Avant l’exposition du mort, il est baigné pour rentrer « dans le royaume, propre » selon certains.
Plusieurs recettes sont proposées. Nous constatons que le basilic est très utilisé ainsi que le vinaigre, le rhum et l’eau de Cologne. Le vinaigre sert à assouplir les articulations. Le basilic embaume le corps. La personne qui baigne le mort cachète les orifices du bas ainsi que le nombril (cire, girofle, chandelle).
Certains gardent l’eau du bain dans une cuvette placée sous le lit que le mort y soit exposé ou pas. Cette eau est jetée dans un lieu secret (un trou, ou au pied d’un bananier). D’autre jettent tout de suite l’eau du bain et la remplace par une eau propre. Il est dit que l’eau peut être contagieuse, peut rendre malade et surtout peut être utilisée par des malfaiteurs. Le bain terminé, le mort est habillé par la personne qui l’a baigné avec les vêtements, soit préparé par lui, soit choisis par les parents. Les chaussettes et les bas ne sont pas oubliés.
Puis on l’expose, les pieds en direction de la porte principale, sur le catafalque ou sur son lit recouvert d’un drap blanc en général brodé. Celui-ci peut appartenir à la famille ou être prêté par les voisins ou les amis. Le mort doit avoir un bel aspect. On le pare, on attache les chaussettes avec une épingle pour empêcher que les jambes ne s’écartent. Une assiette blanche contenant un pied à poule (herbe courante, de la famille des graminées), ou de la canne épluchée est parfois placée sur le ventre du mort pour éviter qu’il ne gonfle.
Les miroirs sont recouverts d’un tissu blanc pour empêcher qu’ils ne se tachent ou pour ne pas voir l’image du mort.
Une niche est faite à l’aide de plantes, de chandeliers, de tentures de couleur différente suivant l’âge, le sexe et la classe sociale du défunt. Dans la chambre est allumée en permanence et pendant 40 jours une lampe à huile. Avant la fermeture du cercueil, le corps est vérifié afin de s’assurer que rien n’y est caché. On enlève toutes les attaches pour ne pas indisposer le mort au cours de son « voyage ». Chacun lui rend un dernier hommage (baisers sur le front, pleurs et lamentations).
À la levée du corps, même si le mort n’a pas été exposé dans le bon sens, on ne le retourne pas dans la maison, sinon il entraînera d’autres membres de sa famille. Le père et la mère ne doivent pas accompagner leur enfant dans sa dernière demeure.
À la fin de l’enterrement, « on repasse déposer le mort chez lui ». C’est-à-dire qu’on rend une dernière visite à la famille. Diverses boissons sont servies, quelques gouttes de rhum sont jetées en guise d’offrande au disparu. Les vêtements et tout le linge qui ont servi au mort sont lavés et repassés après 9 jours.
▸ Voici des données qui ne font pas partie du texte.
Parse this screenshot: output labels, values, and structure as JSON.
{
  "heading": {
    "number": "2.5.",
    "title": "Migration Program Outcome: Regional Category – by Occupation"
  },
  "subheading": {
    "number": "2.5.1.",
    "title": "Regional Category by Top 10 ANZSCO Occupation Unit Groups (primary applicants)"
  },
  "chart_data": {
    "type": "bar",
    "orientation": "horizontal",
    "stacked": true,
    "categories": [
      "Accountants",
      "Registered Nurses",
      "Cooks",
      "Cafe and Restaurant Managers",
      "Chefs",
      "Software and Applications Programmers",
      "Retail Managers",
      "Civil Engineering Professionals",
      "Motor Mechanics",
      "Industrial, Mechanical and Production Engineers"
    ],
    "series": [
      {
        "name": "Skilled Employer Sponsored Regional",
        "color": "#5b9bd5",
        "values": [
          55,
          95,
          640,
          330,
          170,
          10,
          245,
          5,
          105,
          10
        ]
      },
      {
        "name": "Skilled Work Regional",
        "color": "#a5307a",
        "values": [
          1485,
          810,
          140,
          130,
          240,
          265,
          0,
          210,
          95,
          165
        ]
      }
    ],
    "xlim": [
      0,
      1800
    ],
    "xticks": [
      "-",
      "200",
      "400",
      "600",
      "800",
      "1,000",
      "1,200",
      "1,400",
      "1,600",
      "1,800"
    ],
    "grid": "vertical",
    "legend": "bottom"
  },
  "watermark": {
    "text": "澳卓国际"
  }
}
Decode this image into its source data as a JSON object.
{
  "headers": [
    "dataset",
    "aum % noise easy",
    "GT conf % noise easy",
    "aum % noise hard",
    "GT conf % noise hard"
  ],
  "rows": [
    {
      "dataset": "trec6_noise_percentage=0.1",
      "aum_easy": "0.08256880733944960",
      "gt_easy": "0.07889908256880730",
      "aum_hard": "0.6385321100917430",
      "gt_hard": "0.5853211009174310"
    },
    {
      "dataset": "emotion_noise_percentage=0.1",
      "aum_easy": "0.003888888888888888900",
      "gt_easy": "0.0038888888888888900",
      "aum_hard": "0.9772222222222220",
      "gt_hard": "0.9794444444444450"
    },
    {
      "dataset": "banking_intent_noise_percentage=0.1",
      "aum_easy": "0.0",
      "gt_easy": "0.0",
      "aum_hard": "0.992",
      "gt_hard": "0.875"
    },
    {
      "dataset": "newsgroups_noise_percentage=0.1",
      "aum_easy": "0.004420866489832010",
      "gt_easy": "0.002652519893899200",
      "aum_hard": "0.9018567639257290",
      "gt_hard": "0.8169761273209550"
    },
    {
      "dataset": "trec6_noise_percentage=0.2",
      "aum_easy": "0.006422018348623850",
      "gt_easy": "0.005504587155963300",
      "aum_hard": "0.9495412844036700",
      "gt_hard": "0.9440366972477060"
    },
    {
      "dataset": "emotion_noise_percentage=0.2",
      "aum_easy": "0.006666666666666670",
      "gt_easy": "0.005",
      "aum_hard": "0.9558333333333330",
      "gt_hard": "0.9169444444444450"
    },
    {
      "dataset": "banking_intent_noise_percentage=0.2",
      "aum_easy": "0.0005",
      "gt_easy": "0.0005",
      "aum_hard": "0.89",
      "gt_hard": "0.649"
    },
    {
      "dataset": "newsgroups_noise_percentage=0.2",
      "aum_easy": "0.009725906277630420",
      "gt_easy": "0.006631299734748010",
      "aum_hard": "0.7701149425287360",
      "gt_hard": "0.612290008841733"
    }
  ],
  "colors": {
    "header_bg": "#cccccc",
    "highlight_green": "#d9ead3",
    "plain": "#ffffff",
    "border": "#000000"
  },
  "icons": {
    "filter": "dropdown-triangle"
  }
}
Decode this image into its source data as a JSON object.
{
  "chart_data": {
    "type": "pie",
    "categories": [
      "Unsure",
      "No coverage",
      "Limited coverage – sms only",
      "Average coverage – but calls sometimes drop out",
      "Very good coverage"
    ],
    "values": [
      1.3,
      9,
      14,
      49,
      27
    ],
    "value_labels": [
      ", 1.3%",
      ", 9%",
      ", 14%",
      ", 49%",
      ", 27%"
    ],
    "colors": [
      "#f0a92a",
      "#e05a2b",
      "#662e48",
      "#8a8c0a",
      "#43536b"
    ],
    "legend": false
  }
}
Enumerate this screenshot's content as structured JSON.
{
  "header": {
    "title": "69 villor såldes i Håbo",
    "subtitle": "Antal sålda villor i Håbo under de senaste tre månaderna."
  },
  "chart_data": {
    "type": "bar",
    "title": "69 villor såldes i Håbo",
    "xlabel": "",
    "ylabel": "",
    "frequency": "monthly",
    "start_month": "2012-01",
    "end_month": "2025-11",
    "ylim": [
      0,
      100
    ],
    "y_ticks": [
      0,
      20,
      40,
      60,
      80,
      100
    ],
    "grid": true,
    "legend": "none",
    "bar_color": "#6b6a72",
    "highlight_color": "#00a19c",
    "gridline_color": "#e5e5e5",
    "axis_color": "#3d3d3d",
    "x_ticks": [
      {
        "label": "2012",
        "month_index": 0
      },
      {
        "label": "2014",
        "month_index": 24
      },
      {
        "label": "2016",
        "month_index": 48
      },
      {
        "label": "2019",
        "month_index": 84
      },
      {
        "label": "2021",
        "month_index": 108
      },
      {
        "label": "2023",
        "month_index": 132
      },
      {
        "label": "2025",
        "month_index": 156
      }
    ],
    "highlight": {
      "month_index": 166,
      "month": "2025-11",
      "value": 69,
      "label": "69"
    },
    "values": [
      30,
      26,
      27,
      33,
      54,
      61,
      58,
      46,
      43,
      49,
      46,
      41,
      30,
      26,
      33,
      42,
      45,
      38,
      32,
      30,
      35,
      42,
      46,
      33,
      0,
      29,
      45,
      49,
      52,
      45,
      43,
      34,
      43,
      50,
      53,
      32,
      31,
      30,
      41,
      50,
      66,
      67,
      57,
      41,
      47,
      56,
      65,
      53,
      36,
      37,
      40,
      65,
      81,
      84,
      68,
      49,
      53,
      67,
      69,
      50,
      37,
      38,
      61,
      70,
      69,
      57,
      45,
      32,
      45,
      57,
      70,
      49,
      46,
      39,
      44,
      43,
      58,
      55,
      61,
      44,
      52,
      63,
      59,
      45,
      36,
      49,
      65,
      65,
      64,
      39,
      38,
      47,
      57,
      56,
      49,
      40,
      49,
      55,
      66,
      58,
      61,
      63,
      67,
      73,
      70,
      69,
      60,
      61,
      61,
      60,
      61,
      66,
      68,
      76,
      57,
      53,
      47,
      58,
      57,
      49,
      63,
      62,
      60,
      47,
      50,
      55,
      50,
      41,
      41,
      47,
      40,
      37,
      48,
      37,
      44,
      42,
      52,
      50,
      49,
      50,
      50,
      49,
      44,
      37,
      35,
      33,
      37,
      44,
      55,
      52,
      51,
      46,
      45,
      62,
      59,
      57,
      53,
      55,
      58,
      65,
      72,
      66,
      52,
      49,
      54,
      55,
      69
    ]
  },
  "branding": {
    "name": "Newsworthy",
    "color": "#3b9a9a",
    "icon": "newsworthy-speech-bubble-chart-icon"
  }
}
Le deuil est porté par les proches et respecté suivant les croyances. En général pour une mère : 3 ans, dont 2 ans en noir, et un an en demi-deuil, pour un père : 2 ans (18 mois en noir, 6 mois en demi-deuil), une sœur : 1 an, une tante : 6 mois, marraine : 3 mois, un enfant : habits sombres. Tous ces rites concernant la mort sont suivis généralement par les personnes de religion catholique.